Location
- Buckswood Drive Crawley, West Sussex, RH11 8JE England 51°06′21″N 0°12′35″W﻿ / ﻿51.1057°N 0.2098°W

Information
- Type: Voluntary aided school
- Religious affiliation: Church of England
- Established: 17 December 1969
- Local authority: West Sussex
- Department for Education URN: 126098 Tables
- Ofsted: Reports
- Head teacher: Reverend Millwood
- Age: 11 to 18
- Enrolment: 1300
- Houses: Canterbury, Durham, Winchester, York
- Website: www.holytrinity.w-sussex.sch.uk

= Holy Trinity School, Crawley =

The Holy Trinity Church of England Secondary School is a voluntary-aided comprehensive school in Crawley, West Sussex, England. The school has a roll of around 1300 students.

The school is a Church of England Christian school with a chaplain, chapel services, holy communion and worship. The current executive head is Reverend Chrissie Millwood.

The school is run by the Church of England and has been since its opening in 1969; some of the original buildings still exist.

== History ==
The Holy Trinity School is believed to have been the first purpose-built Church of England comprehensive school in the country. Although the school started to take pupils in September 1967, it was not opened officially until 17 December 1969, when the Queen came to open the school.

==Sport==
The school has a history of success within its basketball programme, having won the nationwide basketball U15 National Schools Conference, alongside becoming national champions in the U19 and U15 categories in 2015. The programme has produced a number of players who have gone on to represent both the national team and compete overseas in the US.

== Records ==
Holy Trinity has appeared in the Guinness Book of Records for holding the longest continuous basketball rally. Holy Trinity smashed the record of 60 hours and 3 seconds (set by Japan) and pushed the record to just over 72 hours. The record was set over 13–16 July 2007. The school no longer holds the record. It was raised to 81 hours in 2008 in Tenerife.

== School productions ==
The drama and music departments work with pupils to create productions every November, alternating between musicals and straight plays. Some productions are:
- Wendy and Peter Pan 2016
- Les Misérables 2015
- Beauty and the Beast 2014
- Oliver! 2013
- A Midsummer Night's Dream 2012
- Back to the 80s 2011
- Arabian Nights 2010
- Hairspray 2009
- Animal Farm 2008
- Seussical 2007
- Little shop of Horrors 2005
- Beauty and the Beast 2004
- Grease 2003
- Tell me it's not true 2002

== Model United Nations and Debating Society ==
Until 2011 the school held an annual Model United Nations Conference around the beginning of July. The conference brought pupils from schools around the area together to debate and resolve problems together.

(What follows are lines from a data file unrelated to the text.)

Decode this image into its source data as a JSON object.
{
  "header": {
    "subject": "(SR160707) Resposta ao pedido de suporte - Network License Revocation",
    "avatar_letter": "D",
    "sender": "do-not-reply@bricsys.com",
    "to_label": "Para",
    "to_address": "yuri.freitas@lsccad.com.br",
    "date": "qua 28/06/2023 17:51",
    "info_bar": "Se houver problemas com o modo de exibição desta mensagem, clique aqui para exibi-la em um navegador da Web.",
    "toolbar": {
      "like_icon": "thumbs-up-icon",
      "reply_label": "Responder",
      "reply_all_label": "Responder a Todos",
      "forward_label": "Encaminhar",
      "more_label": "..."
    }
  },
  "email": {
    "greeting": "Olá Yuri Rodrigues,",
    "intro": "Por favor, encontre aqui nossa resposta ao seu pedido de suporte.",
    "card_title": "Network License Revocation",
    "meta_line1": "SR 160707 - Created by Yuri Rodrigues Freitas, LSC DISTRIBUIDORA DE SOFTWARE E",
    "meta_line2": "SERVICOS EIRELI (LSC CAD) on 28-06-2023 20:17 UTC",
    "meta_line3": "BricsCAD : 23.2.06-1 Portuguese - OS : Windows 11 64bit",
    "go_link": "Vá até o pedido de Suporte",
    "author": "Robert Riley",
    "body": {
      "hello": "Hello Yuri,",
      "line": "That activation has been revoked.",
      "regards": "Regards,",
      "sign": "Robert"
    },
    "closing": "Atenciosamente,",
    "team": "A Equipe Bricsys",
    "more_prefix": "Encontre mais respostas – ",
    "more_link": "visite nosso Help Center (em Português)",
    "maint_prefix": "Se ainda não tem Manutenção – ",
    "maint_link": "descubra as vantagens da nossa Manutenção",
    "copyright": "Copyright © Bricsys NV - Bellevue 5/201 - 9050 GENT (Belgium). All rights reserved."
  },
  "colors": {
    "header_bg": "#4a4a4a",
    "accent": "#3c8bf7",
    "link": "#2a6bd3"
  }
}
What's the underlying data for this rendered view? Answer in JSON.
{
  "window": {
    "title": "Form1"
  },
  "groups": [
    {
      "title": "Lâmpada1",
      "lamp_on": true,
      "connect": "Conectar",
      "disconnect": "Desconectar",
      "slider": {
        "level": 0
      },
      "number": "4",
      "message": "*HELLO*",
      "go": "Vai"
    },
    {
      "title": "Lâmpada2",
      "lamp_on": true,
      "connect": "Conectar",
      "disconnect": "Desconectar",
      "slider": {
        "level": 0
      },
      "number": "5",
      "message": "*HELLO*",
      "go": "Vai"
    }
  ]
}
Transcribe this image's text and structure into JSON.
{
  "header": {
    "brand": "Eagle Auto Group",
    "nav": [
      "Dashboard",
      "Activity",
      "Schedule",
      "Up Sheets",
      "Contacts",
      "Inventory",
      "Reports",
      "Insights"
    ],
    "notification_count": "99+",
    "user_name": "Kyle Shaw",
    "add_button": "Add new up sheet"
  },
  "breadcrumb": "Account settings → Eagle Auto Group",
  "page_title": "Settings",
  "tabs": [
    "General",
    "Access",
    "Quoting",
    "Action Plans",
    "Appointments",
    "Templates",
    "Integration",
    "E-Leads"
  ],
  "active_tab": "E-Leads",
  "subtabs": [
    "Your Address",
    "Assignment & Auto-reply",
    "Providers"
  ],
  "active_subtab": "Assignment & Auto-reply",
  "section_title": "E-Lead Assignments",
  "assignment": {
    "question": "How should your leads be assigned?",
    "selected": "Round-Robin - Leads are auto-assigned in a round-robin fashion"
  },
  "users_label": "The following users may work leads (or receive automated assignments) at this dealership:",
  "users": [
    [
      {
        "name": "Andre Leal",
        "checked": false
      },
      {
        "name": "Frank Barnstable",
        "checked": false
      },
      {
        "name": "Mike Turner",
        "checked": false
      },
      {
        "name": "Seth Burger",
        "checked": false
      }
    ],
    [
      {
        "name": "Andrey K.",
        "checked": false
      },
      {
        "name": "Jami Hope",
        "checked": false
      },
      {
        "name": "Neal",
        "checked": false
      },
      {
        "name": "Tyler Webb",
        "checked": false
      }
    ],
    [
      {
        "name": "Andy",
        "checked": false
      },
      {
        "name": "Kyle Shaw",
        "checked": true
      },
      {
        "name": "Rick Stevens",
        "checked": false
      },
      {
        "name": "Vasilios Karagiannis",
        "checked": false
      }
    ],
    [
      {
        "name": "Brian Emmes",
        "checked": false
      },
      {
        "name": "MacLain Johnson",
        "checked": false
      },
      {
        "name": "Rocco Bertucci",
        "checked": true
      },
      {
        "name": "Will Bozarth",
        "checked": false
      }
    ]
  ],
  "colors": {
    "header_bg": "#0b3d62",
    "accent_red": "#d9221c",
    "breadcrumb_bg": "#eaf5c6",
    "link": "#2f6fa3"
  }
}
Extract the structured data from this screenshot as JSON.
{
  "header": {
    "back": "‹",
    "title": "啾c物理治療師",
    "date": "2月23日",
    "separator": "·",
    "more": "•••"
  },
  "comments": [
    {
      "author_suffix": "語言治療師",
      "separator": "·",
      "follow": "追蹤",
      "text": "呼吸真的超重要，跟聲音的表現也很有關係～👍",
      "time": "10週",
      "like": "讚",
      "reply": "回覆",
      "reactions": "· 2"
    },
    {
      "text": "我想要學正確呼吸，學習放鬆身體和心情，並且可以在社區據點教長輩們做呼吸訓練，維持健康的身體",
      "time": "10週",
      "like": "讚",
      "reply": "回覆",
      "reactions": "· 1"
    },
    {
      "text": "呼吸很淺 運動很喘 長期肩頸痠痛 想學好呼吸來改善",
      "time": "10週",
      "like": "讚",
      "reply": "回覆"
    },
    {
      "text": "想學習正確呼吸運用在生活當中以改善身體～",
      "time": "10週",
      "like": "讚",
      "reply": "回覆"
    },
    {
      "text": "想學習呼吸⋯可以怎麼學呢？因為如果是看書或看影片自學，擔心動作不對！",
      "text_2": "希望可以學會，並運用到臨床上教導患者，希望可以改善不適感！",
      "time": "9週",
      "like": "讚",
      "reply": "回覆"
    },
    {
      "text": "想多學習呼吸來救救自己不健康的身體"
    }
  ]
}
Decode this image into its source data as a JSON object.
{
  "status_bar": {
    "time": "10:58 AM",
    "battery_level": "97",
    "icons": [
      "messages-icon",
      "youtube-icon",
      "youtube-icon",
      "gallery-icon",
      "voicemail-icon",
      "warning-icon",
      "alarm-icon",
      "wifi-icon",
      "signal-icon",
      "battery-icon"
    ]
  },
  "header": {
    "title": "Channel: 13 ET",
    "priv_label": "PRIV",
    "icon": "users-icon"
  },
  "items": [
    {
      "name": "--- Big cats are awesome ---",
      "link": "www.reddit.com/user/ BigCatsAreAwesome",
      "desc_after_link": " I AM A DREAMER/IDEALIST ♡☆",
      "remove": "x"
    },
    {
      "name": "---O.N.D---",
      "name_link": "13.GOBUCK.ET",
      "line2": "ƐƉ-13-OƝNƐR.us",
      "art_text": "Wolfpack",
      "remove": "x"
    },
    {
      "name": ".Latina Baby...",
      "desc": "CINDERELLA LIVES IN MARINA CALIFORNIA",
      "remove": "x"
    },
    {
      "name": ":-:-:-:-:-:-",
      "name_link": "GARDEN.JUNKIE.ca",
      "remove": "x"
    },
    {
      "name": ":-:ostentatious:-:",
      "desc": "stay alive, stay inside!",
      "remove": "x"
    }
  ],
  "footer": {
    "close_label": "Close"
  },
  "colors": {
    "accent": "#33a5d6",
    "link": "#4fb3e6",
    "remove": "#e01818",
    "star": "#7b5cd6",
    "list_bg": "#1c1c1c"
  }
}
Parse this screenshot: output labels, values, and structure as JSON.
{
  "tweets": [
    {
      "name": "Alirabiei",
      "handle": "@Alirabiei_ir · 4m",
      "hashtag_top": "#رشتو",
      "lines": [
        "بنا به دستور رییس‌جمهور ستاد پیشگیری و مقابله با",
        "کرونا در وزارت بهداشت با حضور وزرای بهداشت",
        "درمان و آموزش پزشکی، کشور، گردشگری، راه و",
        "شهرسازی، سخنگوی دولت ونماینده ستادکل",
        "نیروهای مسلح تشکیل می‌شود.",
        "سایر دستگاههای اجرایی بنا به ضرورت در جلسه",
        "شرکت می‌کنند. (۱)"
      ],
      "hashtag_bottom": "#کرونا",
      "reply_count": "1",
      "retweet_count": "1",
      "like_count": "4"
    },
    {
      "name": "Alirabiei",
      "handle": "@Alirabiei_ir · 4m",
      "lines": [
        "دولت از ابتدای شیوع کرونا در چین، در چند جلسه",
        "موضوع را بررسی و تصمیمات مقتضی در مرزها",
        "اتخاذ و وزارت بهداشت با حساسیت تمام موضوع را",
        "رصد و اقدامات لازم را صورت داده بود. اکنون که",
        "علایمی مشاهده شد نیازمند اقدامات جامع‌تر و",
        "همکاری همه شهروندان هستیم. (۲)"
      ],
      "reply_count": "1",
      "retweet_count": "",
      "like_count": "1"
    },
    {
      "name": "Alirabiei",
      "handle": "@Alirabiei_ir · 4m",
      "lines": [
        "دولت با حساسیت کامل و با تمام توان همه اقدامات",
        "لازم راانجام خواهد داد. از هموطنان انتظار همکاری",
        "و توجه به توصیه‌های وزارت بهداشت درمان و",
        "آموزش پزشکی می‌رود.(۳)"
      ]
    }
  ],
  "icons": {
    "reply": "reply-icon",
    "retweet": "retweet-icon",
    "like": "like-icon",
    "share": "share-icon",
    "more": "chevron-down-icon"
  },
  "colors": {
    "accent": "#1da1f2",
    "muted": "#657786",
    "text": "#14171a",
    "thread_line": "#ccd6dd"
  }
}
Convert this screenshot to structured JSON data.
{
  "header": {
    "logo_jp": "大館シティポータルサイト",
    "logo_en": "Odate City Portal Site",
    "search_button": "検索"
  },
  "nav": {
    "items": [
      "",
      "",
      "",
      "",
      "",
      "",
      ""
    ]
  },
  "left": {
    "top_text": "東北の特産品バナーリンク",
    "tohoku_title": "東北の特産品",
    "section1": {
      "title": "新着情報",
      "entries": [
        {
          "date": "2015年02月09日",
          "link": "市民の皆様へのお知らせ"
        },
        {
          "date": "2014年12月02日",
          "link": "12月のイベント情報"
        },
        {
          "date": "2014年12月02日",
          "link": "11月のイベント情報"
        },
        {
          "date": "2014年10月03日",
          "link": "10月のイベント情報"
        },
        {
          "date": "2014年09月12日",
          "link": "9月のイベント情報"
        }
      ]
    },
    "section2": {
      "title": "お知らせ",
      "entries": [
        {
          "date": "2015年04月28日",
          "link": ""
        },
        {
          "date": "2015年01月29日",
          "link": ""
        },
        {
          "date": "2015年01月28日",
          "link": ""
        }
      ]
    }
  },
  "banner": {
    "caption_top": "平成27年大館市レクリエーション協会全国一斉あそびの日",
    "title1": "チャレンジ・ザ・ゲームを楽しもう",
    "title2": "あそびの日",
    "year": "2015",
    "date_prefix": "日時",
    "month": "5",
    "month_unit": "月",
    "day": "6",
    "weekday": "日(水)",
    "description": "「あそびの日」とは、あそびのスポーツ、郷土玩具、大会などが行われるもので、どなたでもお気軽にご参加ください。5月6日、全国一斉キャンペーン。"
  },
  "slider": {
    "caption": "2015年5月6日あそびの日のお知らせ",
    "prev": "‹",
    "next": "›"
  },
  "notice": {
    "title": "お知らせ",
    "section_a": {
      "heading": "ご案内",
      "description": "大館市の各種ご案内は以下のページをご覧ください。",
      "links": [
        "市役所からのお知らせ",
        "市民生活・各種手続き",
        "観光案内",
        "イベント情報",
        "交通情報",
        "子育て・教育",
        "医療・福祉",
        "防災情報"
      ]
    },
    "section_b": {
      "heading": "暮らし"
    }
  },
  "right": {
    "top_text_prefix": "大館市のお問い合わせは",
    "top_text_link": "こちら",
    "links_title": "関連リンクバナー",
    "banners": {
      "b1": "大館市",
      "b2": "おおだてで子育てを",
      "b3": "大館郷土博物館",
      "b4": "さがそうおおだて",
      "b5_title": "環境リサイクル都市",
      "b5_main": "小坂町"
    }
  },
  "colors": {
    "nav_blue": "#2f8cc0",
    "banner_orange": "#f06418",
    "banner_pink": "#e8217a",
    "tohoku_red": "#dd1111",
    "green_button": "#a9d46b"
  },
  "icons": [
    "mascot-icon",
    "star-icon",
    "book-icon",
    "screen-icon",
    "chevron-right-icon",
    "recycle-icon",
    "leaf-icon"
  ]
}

The Holy Trinity School also had a permanent Debating Society, meeting once a week to debate on key subjects concerning the school and the world. As well as hosting their own Model UN at the school, the Debating Society takes part in Model UN meetings at other schools. The Society (and the school in general) takes part in the National MACE Speaking competition each year; the competition is run by the English-Speaking Union. For three consecutive years the school has progressed beyond the first round of the competition.